While prevention can be tough for some of these maladies — except for the flu shot, which all children older than 6 months should receive — the best defense is often just remembering the basics: proper hand-washing, covering mouths during coughing and sneezing, and keeping them home from school or daycare when symptoms are present.
When you do have to deal with wintertime blahs, here are some tips that can help:
Colds are caused by viruses, and result in bothersome symptoms — fever, sore throat, sneezing, runny nose, headaches, labored breathing — that can last up to 14 days.
Since they are viral, antibiotics are not effective, as antibiotics can only treat bacterial infections. It’s also been my experience that most over-the-counter cold medications, beyond not being recommended for children under 6, are simply not effective. Try acetaminophen or ibuprofen to help with pain or fever, and if allergies are a factor, use an antihistamine. A half-teaspoon of honey at bedtime can be a good cough suppressant, either by itself or in warm water or herbal tea. Just avoid giving it to any infants under 1, however, because of the risk of botulism.

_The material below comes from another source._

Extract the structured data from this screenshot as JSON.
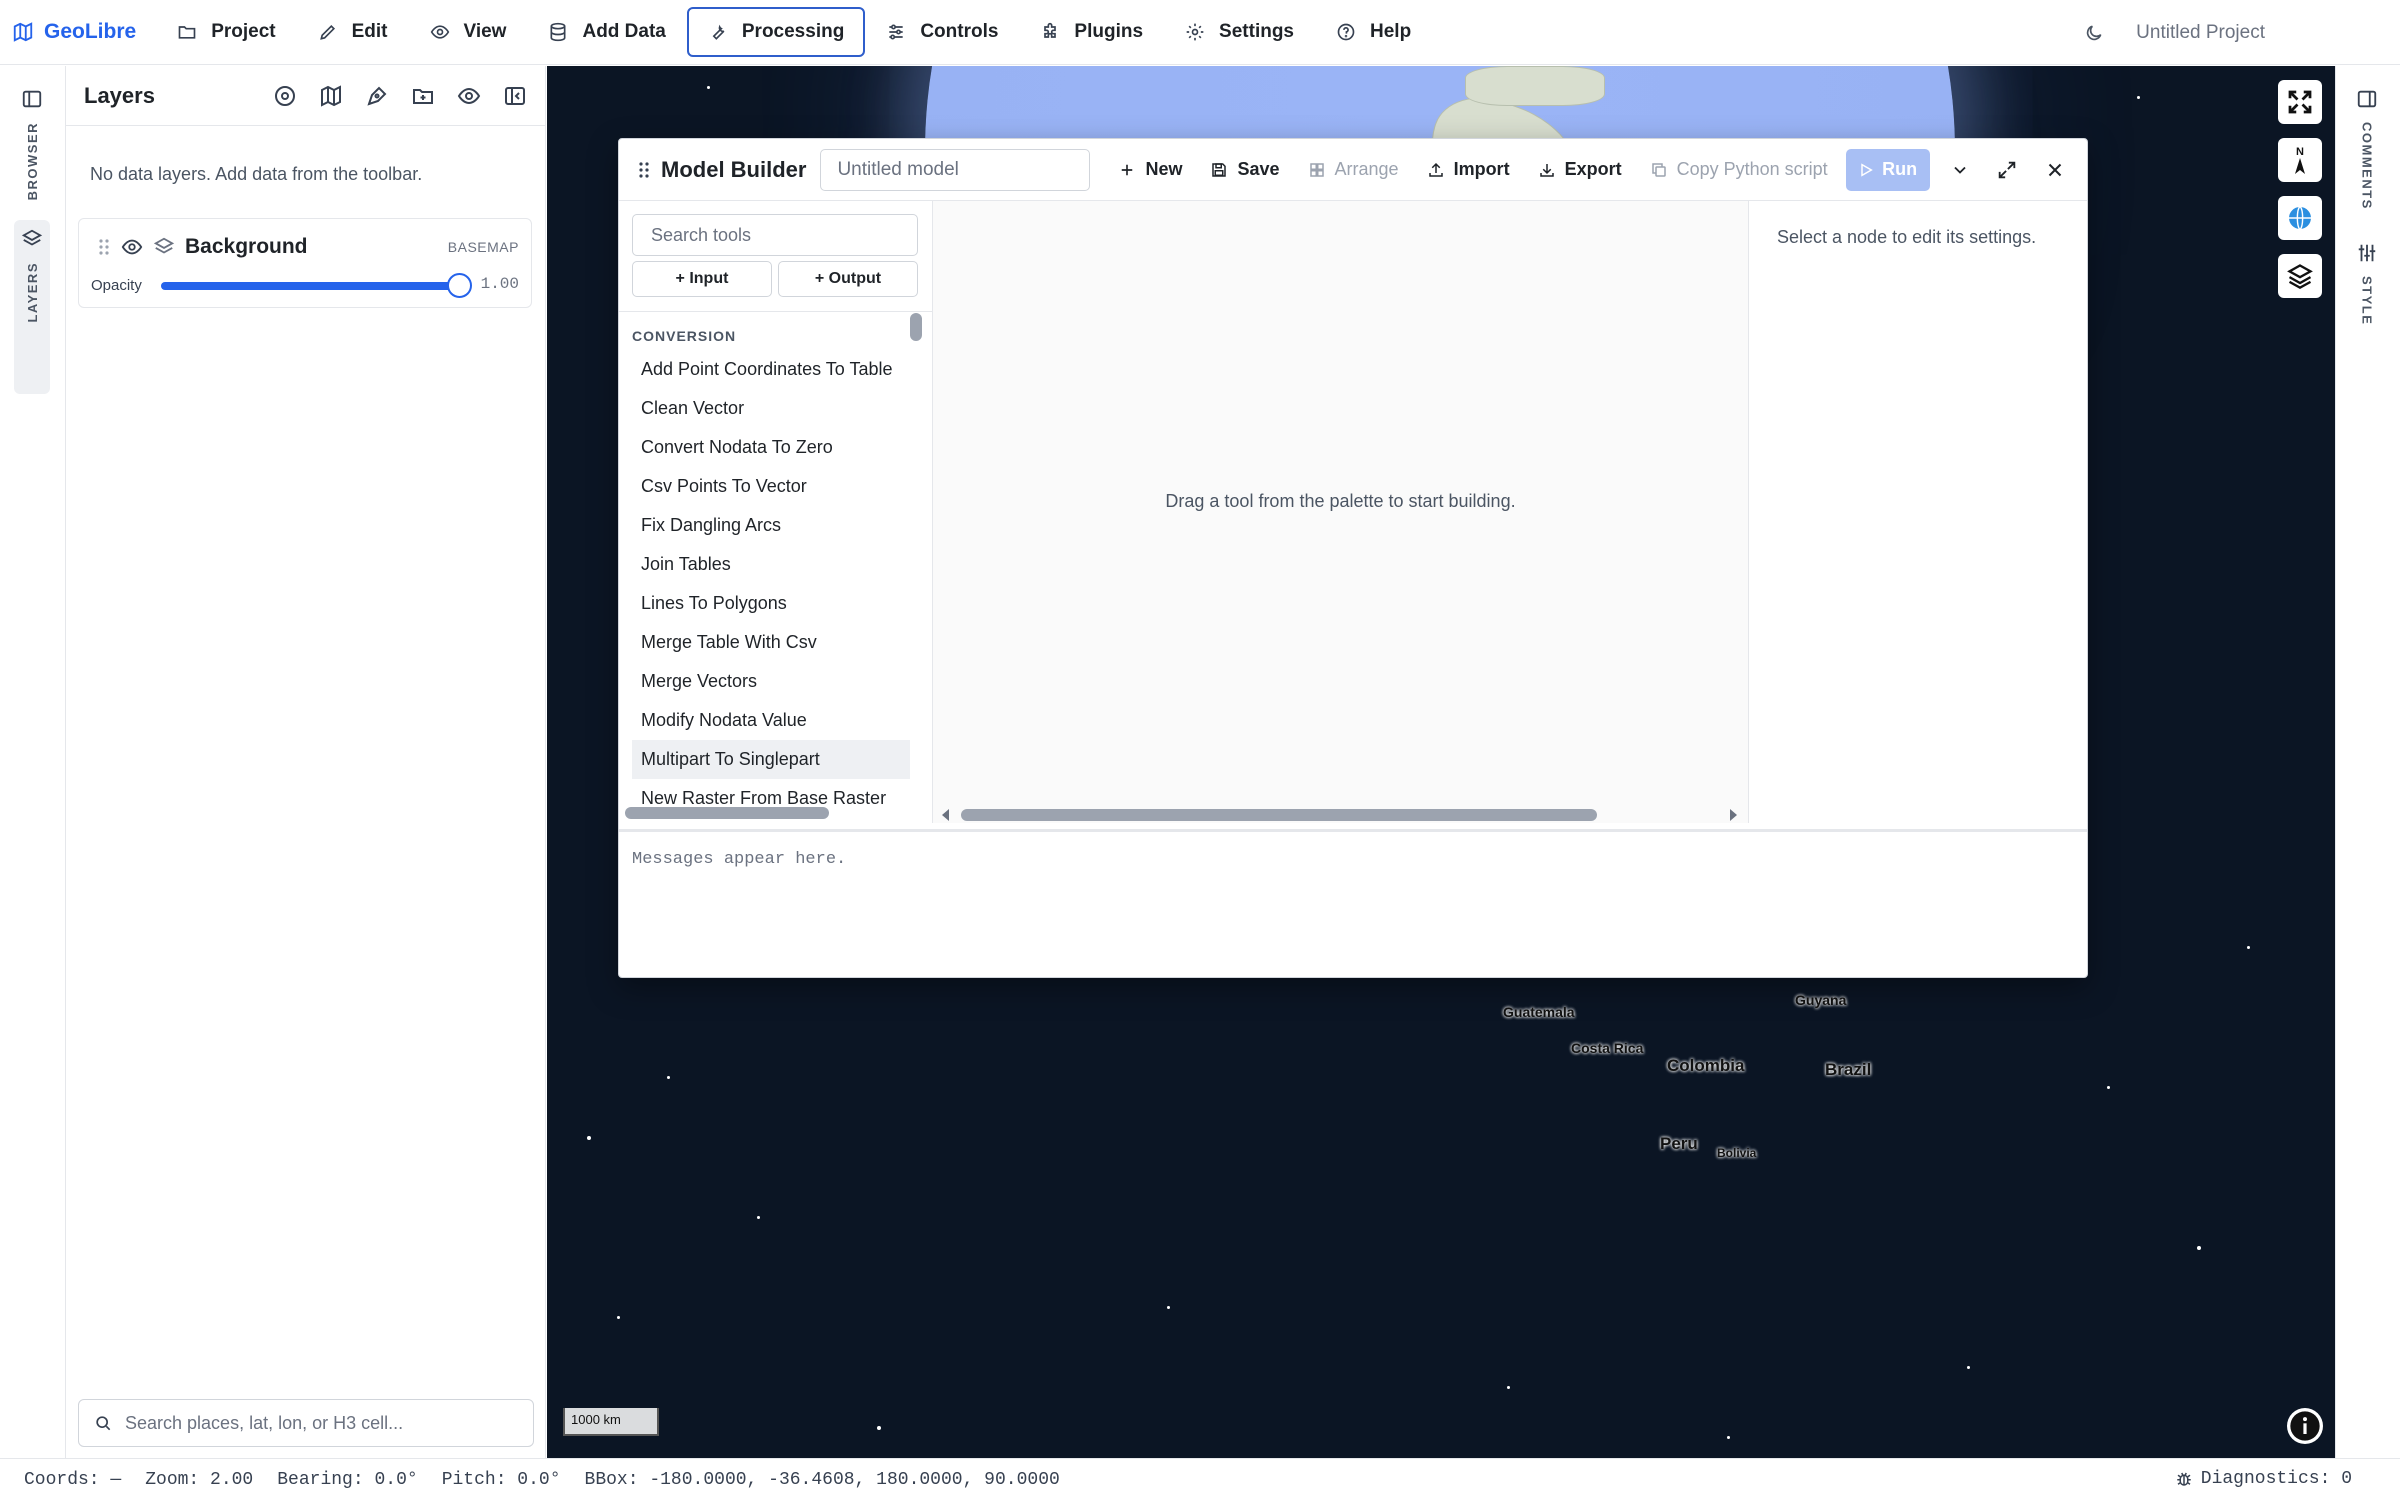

Colds are usually not worrisome, and pass soon enough, but if symptoms like labored breathing and fever linger more than five days, have your child see the doctor.
Strep throat, on the other hand, is bacterial and usually requires antibiotics. When strep comes with a rash, that is what’s called scarlet fever, but it is not more severe or dangerous than any other type of strep.
One treatment method I prefer, and the kids don’t mind either, is encouraging them to eat popsicles and ice cream when they have strep. It gives them their needed fluids and helps with throat pain.
With the right care, your child should be back to a normal routine in a few days. To keep the strep from coming back, throw out your child’s toothbrush and get a new one.
Almost everybody gets dry skin in the winter — we’re in Wisconsin, after all. But eczema is a more severe form and should receive some special attention.